Un pas important pour protéger les enfants handicapés contre la violence sexuelle
Le Devoir rapportait le 25 septembre que le centre Marie-Vincent lance le programme Voies, spécifiquement conçu pour mieux protéger les enfants ayant une déficience intellectuelle ou un trouble du spectre de l’autisme contre les agressions sexuelles.
Cette annonce est une bouffée d’air frais dans un contexte où les chiffres donnent froid dans le dos : selon Marie-Vincent, les enfants ayant une déficience intellectuelle courent un risque de deux à huit fois plus élevé d’être victimes de violence sexuelle que leurs pairs neurotypiques. Quant aux enfants autistes, leur risque est de trois à quatre fois plus grand.
Ces données sont terrifiantes, mais elles ne surprennent pas les familles et les organismes de notre région. La vulnérabilité accrue des enfants handicapés doit être reconnue et prise en charge par des mesures de prévention et d’éducation réellement adaptées.
L’éducation sexuelle adaptée : une question de dignité et de droits
L’un des facteurs majeurs expliquant cette vulnérabilité est le manque d’éducation à la sexualité. Encore aujourd’hui, trop de personnes – y compris dans nos institutions – entretiennent le préjugé que les enfants ayant une déficience intellectuelle ou un trouble du spectre de l’autisme n’ont pas de sexualité, ou que celle-ci est secondaire.
C’est faux. Ces enfants ont les mêmes besoins que tous les autres : comprendre leur corps, savoir dire non, identifier les comportements abusifs, développer des relations respectueuses.

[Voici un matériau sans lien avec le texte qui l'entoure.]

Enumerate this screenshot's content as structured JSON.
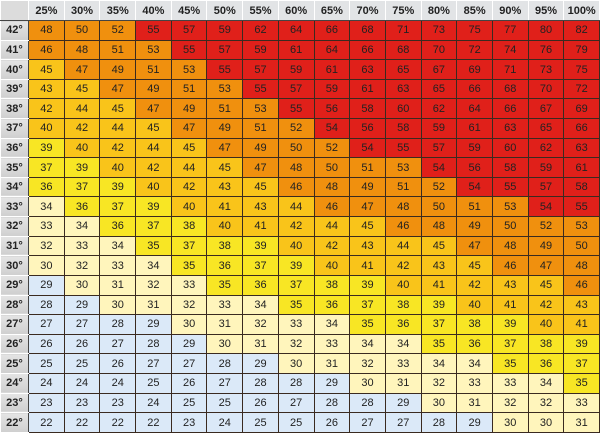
{
  "chart_data": {
    "type": "heatmap",
    "title": "",
    "columns": [
      "25%",
      "30%",
      "35%",
      "40%",
      "45%",
      "50%",
      "55%",
      "60%",
      "65%",
      "70%",
      "75%",
      "80%",
      "85%",
      "90%",
      "95%",
      "100%"
    ],
    "rows": [
      "42°",
      "41°",
      "40°",
      "39°",
      "38°",
      "37°",
      "36°",
      "35°",
      "34°",
      "33°",
      "32°",
      "31°",
      "30°",
      "29°",
      "28°",
      "27°",
      "26°",
      "25°",
      "24°",
      "23°",
      "22°"
    ],
    "values": [
      [
        48,
        50,
        52,
        55,
        57,
        59,
        62,
        64,
        66,
        68,
        71,
        73,
        75,
        77,
        80,
        82
      ],
      [
        46,
        48,
        51,
        53,
        55,
        57,
        59,
        61,
        64,
        66,
        68,
        70,
        72,
        74,
        76,
        79
      ],
      [
        45,
        47,
        49,
        51,
        53,
        55,
        57,
        59,
        61,
        63,
        65,
        67,
        69,
        71,
        73,
        75
      ],
      [
        43,
        45,
        47,
        49,
        51,
        53,
        55,
        57,
        59,
        61,
        63,
        65,
        66,
        68,
        70,
        72
      ],
      [
        42,
        44,
        45,
        47,
        49,
        51,
        53,
        55,
        56,
        58,
        60,
        62,
        64,
        66,
        67,
        69
      ],
      [
        40,
        42,
        44,
        45,
        47,
        49,
        51,
        52,
        54,
        56,
        58,
        59,
        61,
        63,
        65,
        66
      ],
      [
        39,
        40,
        42,
        44,
        45,
        47,
        49,
        50,
        52,
        54,
        55,
        57,
        59,
        60,
        62,
        63
      ],
      [
        37,
        39,
        40,
        42,
        44,
        45,
        47,
        48,
        50,
        51,
        53,
        54,
        56,
        58,
        59,
        61
      ],
      [
        36,
        37,
        39,
        40,
        42,
        43,
        45,
        46,
        48,
        49,
        51,
        52,
        54,
        55,
        57,
        58
      ],
      [
        34,
        36,
        37,
        39,
        40,
        41,
        43,
        44,
        46,
        47,
        48,
        50,
        51,
        53,
        54,
        55
      ],
      [
        33,
        34,
        36,
        37,
        38,
        40,
        41,
        42,
        44,
        45,
        46,
        48,
        49,
        50,
        52,
        53
      ],
      [
        32,
        33,
        34,
        35,
        37,
        38,
        39,
        40,
        42,
        43,
        44,
        45,
        47,
        48,
        49,
        50
      ],
      [
        30,
        32,
        33,
        34,
        35,
        36,
        37,
        39,
        40,
        41,
        42,
        43,
        45,
        46,
        47,
        48
      ],
      [
        29,
        30,
        31,
        32,
        33,
        35,
        36,
        37,
        38,
        39,
        40,
        41,
        42,
        43,
        45,
        46
      ],
      [
        28,
        29,
        30,
        31,
        32,
        33,
        34,
        35,
        36,
        37,
        38,
        39,
        40,
        41,
        42,
        43
      ],
      [
        27,
        27,
        28,
        29,
        30,
        31,
        32,
        33,
        34,
        35,
        36,
        37,
        38,
        39,
        40,
        41
      ],
      [
        26,
        26,
        27,
        28,
        29,
        30,
        31,
        32,
        33,
        34,
        34,
        35,
        36,
        37,
        38,
        39
      ],
      [
        25,
        25,
        26,
        27,
        27,
        28,
        29,
        30,
        31,
        32,
        33,
        34,
        34,
        35,
        36,
        37
      ],
      [
        24,
        24,
        24,
        25,
        26,
        27,
        28,
        28,
        29,
        30,
        31,
        32,
        33,
        33,
        34,
        35
      ],
      [
        23,
        23,
        23,
        24,
        25,
        25,
        26,
        27,
        28,
        28,
        29,
        30,
        31,
        32,
        32,
        33
      ],
      [
        22,
        22,
        22,
        22,
        23,
        24,
        25,
        25,
        26,
        27,
        27,
        28,
        29,
        30,
        30,
        31
      ]
    ],
    "color_bands": [
      {
        "min": 54,
        "color": "#e0201a"
      },
      {
        "min": 46,
        "color": "#f0900e"
      },
      {
        "min": 40,
        "color": "#f9c41a"
      },
      {
        "min": 35,
        "color": "#f8e624"
      },
      {
        "min": 30,
        "color": "#fff5bc"
      },
      {
        "min": 0,
        "color": "#dbe9f8"
      }
    ]
  }
}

Leur refuser cette éducation, c’est les condamner à l’ignorance et les exposer davantage aux prédateurs.
L’éducation sexuelle adaptée n’est pas un luxe, c’est un droit fondamental et nécessaire pour leur protection.
Des programmes comme Voies et Boussole : une avancée, mais…
Le ROPHCQ salue le travail du centre Marie-Vincent, qui développe depuis trois ans des outils adaptés pour les enfants de 4 à 12 ans vivant avec une déficience intellectuelle légère, un TSA léger ou des troubles du langage. Les premiers retours sont positifs et démontrent à quel point le besoin est criant.
Cependant, nous devons rappeler que ces initiatives isolées ne suffisent pas. Il faut que le ministère de l’Éducation et celui de la Santé et des Services sociaux prennent leurs responsabilités pour que ces outils soient déployés partout au Québec, dans toutes les écoles, dans tous les camps de jour, dans toutes les familles qui en ont besoin. Il ne peut pas s’agir d’un privilège réservé à quelques milieux pilotes.
Agir collectivement
Nous savons que la violence vécue par les enfants handicapés est largement sous-déclarée, notamment en raison des difficultés de communication, de la dépendance à des adultes et de la honte qui entoure encore trop souvent les abus sexuels. Tant que le gouvernement n’agira pas de façon systémique – financement, formation des intervenants, accessibilité aux programmes de prévention adaptés –, les enfants handicapés continueront d’être surreprésentés parmi les victimes d’agressions sexuelles.
Ce que nous demandons
- Que l’éducation à la sexualité adaptée soit garantie par l’État, et non laissée au bon vouloir d’organismes qui doivent sans cesse se battre pour obtenir du financement.
- Que les programmes de prévention comme Voies et Boussole soient reconnus et financés à long terme pour couvrir tout le Québec.
- Que les intervenants scolaires, communautaires et institutionnels reçoivent une formation obligatoire pour mieux prévenir, détecter et intervenir auprès des enfants handicapés victimes de violence sexuelle.
Conclusion
Protéger nos enfants handicapés contre la violence sexuelle, ce n’est pas seulement développer de nouveaux outils. C’est reconnaître leur dignité, leur droit à la sécurité et leur pleine citoyenneté.
Nous ne pouvons plus nous contenter de constats. L’État québécois doit faire de la protection des enfants handicapés une priorité politique et budgétaire.
Parce qu’un enfant handicapé est d’abord et avant tout un enfant qui a droit à la sécurité, au respect et à la justice.